Fourth Circuit Reaffirms Scope of Retaliation Protections in Title VII Opinion

By Andrew Henson

In the recent opinion Strothers v. City of Laurel, Maryland, 895 F.3d 317, (4th Cir. 2018), the Fourth Circuit gave further articulation to the type of facts which can permit a retaliation claim under Title VII to survive summary judgment, particularly what can pass under the “severe or pervasive” prong of a complaint of hostile work environment which caused the subsequent retaliation. In that case, Strothers, a black woman, was hired as an administrative assistant to work for the City of Laurel, Maryland. Soon after her hiring, Strothers found herself subjected to meticulous scrutiny by Koubek, her white supervisor, who chided her about aspects of the dress code (including an allegation that she grabbed at Strothers’ pants), required reporting of bathroom breaks, and changed the time that Strothers needed to report to work from 9:05 a.m. to 8:55 a.m. and reported on Strothers for minor instances of tardiness. After Strothers made a complaint about the foregoing “harassment” she received from Koubek, she was terminated the following day.

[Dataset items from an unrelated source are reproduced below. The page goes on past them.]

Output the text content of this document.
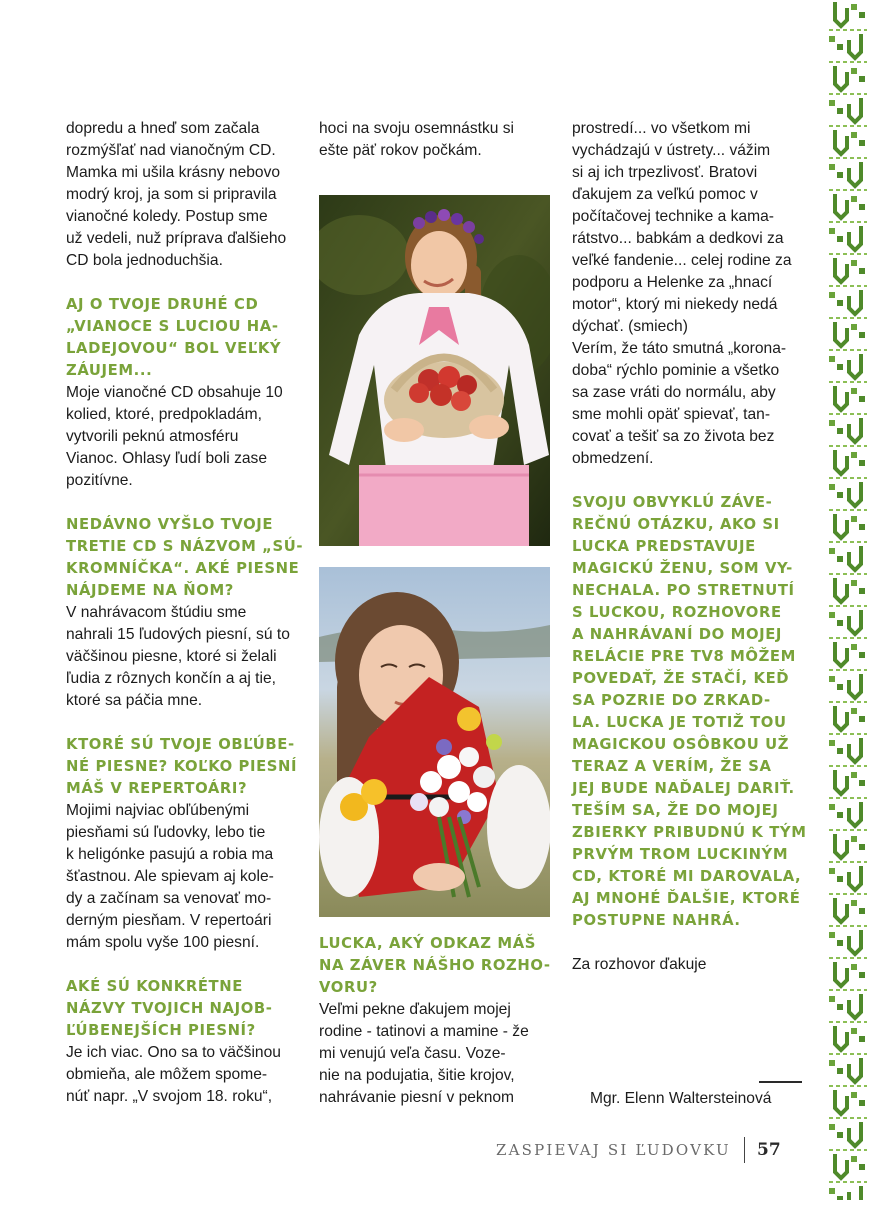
dopredu a hneď som začala
rozmýšľať nad vianočným CD.
Mamka mi ušila krásny nebovo
modrý kroj, ja som si pripravila
vianočné koledy. Postup sme
už vedeli, nuž príprava ďalšieho
CD bola jednoduchšia.

AJ O TVOJE DRUHÉ CD
„VIANOCE S LUCIOU HA-
LADEJOVOU“ BOL VEĽKÝ
ZÁUJEM...

Moje vianočné CD obsahuje 10
kolied, ktoré, predpokladám,
vytvorili peknú atmosféru
Vianoc. Ohlasy ľudí boli zase
pozitívne.

NEDÁVNO VYŠLO TVOJE
TRETIE CD S NÁZVOM „SÚ-
KROMNÍČKA“. AKÉ PIESNE
NÁJDEME NA ŇOM?

V nahrávacom štúdiu sme
nahrali 15 ľudových piesní, sú to
väčšinou piesne, ktoré si želali
ľudia z rôznych končín a aj tie,
ktoré sa páčia mne.

KTORÉ SÚ TVOJE OBĽÚBE-
NÉ PIESNE? KOĽKO PIESNÍ
MÁŠ V REPERTOÁRI?

Mojimi najviac obľúbenými
piesňami sú ľudovky, lebo tie
k heligónke pasujú a robia ma
šťastnou. Ale spievam aj kole-
dy a začínam sa venovať mo-
derným piesňam. V repertoári
mám spolu vyše 100 piesní.

AKÉ SÚ KONKRÉTNE
NÁZVY TVOJICH NAJOB-
ĽÚBENEJŠÍCH PIESNÍ?

Je ich viac. Ono sa to väčšinou
obmieňa, ale môžem spome-
núť napr. „V svojom 18. roku“,

hoci na svoju osemnástku si
ešte päť rokov počkám.

LUCKA, AKÝ ODKAZ MÁŠ
NA ZÁVER NÁŠHO ROZHO-
VORU?

Veľmi pekne ďakujem mojej
rodine - tatinovi a mamine - že
mi venujú veľa času. Voze-
nie na podujatia, šitie krojov,
nahrávanie piesní v peknom

prostredí... vo všetkom mi
vychádzajú v ústrety... vážim
si aj ich trpezlivosť. Bratovi
ďakujem za veľkú pomoc v
počítačovej technike a kama-
rátstvo... babkám a dedkovi za
veľké fandenie... celej rodine za
podporu a Helenke za „hnací
motor“, ktorý mi niekedy nedá
dýchať. (smiech)
Verím, že táto smutná „korona-
doba“ rýchlo pominie a všetko
sa zase vráti do normálu, aby
sme mohli opäť spievať, tan-
covať a tešiť sa zo života bez
obmedzení.

SVOJU OBVYKLÚ ZÁVE-
REČNÚ OTÁZKU, AKO SI
LUCKA PREDSTAVUJE
MAGICKÚ ŽENU, SOM VY-
NECHALA. PO STRETNUTÍ
S LUCKOU, ROZHOVORE
A NAHRÁVANÍ DO MOJEJ
RELÁCIE PRE TV8 MÔŽEM
POVEDAŤ, ŽE STAČÍ, KEĎ
SA POZRIE DO ZRKAD-
LA. LUCKA JE TOTIŽ TOU
MAGICKOU OSÔBKOU UŽ
TERAZ A VERÍM, ŽE SA
JEJ BUDE NAĎALEJ DARIŤ.
TEŠÍM SA, ŽE DO MOJEJ
ZBIERKY PRIBUDNÚ K TÝM
PRVÝM TROM LUCKINÝM
CD, KTORÉ MI DAROVALA,
AJ MNOHÉ ĎALŠIE, KTORÉ
POSTUPNE NAHRÁ.

Za rozhovor ďakuje

Mgr. Elenn Waltersteinová
ZASPIEVAJ SI ĽUDOVKU 57
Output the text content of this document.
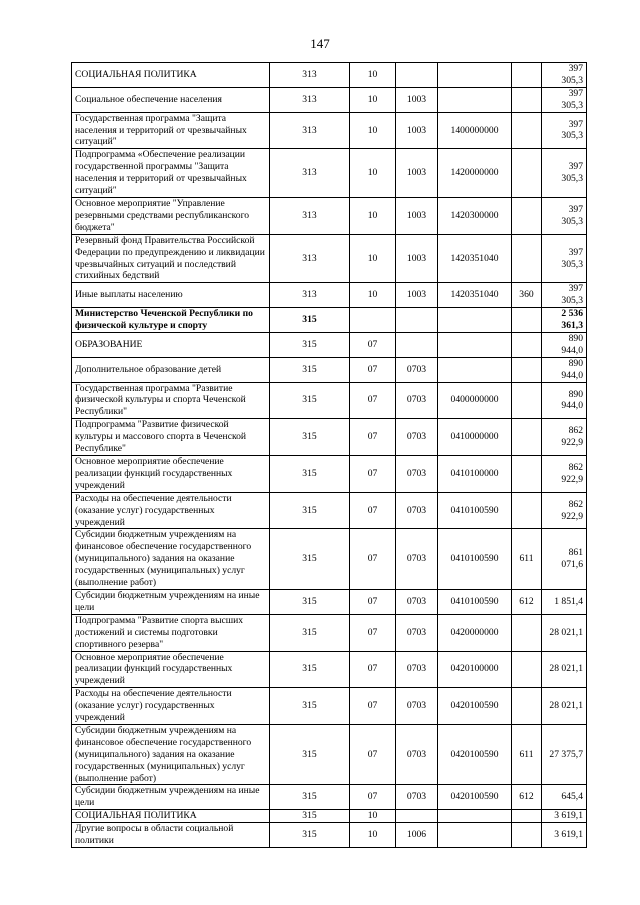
147
СОЦИАЛЬНАЯ ПОЛИТИКА	313	10				397 305,3
Социальное обеспечение населения	313	10	1003			397 305,3
Государственная программа "Защита населения и территорий от чрезвычайных ситуаций"	313	10	1003	1400000000		397 305,3
Подпрограмма «Обеспечение реализации государственной программы "Защита населения и территорий от чрезвычайных ситуаций"	313	10	1003	1420000000		397 305,3
Основное мероприятие "Управление резервными средствами республиканского бюджета"	313	10	1003	1420300000		397 305,3
Резервный фонд Правительства Российской Федерации по предупреждению и ликвидации чрезвычайных ситуаций и последствий стихийных бедствий	313	10	1003	1420351040		397 305,3
Иные выплаты населению	313	10	1003	1420351040	360	397 305,3
Министерство Чеченской Республики по физической культуре и спорту	315					2 536 361,3
ОБРАЗОВАНИЕ	315	07				890 944,0
Дополнительное образование детей	315	07	0703			890 944,0
Государственная программа "Развитие физической культуры и спорта Чеченской Республики"	315	07	0703	0400000000		890 944,0
Подпрограмма "Развитие физической культуры и массового спорта в Чеченской Республике"	315	07	0703	0410000000		862 922,9
Основное мероприятие обеспечение реализации функций государственных учреждений	315	07	0703	0410100000		862 922,9
Расходы на обеспечение деятельности (оказание услуг) государственных учреждений	315	07	0703	0410100590		862 922,9
Субсидии бюджетным учреждениям на финансовое обеспечение государственного (муниципального) задания на оказание государственных (муниципальных) услуг (выполнение работ)	315	07	0703	0410100590	611	861 071,6
Субсидии бюджетным учреждениям на иные цели	315	07	0703	0410100590	612	1 851,4
Подпрограмма "Развитие спорта высших достижений и системы подготовки спортивного резерва"	315	07	0703	0420000000		28 021,1
Основное мероприятие обеспечение реализации функций государственных учреждений	315	07	0703	0420100000		28 021,1
Расходы на обеспечение деятельности (оказание услуг) государственных учреждений	315	07	0703	0420100590		28 021,1
Субсидии бюджетным учреждениям на финансовое обеспечение государственного (муниципального) задания на оказание государственных (муниципальных) услуг (выполнение работ)	315	07	0703	0420100590	611	27 375,7
Субсидии бюджетным учреждениям на иные цели	315	07	0703	0420100590	612	645,4
СОЦИАЛЬНАЯ ПОЛИТИКА	315	10				3 619,1
Другие вопросы в области социальной политики	315	10	1006			3 619,1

At summary judgment, the Maryland district court granted the city’s motion on the grounds that the Strothers could not make out a prima facie case of retaliation. However, after reviewing the decision, the Fourth Circuit scolded the district court for, “failing to draw all reasonable inferences in favor of Strothers, the non-moving party,” and instead, “adopt[ing] the most charitable interpretation possible in favor of the City, the moving party.” Id. at 330.

In reversing the district court, the Fourth Circuit’s July 6, 2018 opinion scrutinized numerous aspects of what constitutes a protected complaint made in opposition to reasonable belief of a hostile work environment based upon race. Of particular interest is the court’s opinion on what is sufficiently “severe or pervasive” harassment to give legal protection to a complaint made against the same. On that subject, the Fourth Circuit held:

The record clearly shows that Koubek significantly altered terms and conditions of Strothers’ employment. First, Koubek changed Strothers’ daily arrival time. Although Strothers accepted Piringer’s job offer with the understanding that her arrival time would be 9:05 a.m., Koubek effectively overruled that arrangement and began requiring Strothers to arrive by 8:55 a.m.—five minutes before the office opened. While a difference of ten minutes may not always constitute a significant change in employment conditions, that difference here was expressly bargained for by the employee and had a significant effect on the employee’s decision to accept the job because it affected her capacity to be a responsible mother. Second, viewing the disputed facts in the light most favorable to Strothers, Koubek also changed the dress code as applied to Strothers. Although the dress code allowed jeans on Fridays, Koubek took issue with Strothers’ “Nine West jeans,” publicly humiliated her, and forced her to take time off to change—not to mention Koubek’s possible act of battery. Third, Koubek instituted a policy that forbid Strothers from leaving her desk, including to use the restroom, without specific approval—a policy of which Strothers was unaware before accepting the job. And not only did Strothers have to receive Koubek’s permission for every use of the bathroom, she had to report the length of each trip. Thus, a reasonable jury could find that the alleged harassment was a daily occurrence that pervaded numerous aspects of Strothers’ employment.

 

Id. at 331-32. In ruling that the foregoing was sufficiently severe or pervasive to survive summary judgment, the appellate court emphasized that its decision was “not test[ing] the definition’s outer limits.” Id. at 331. Thus, the opinion further illuminates the sufficiency of a fact pattern that is relatively high on the pervasiveness aspect of the hostile work environment spectrum and of a lesser caliber of severity.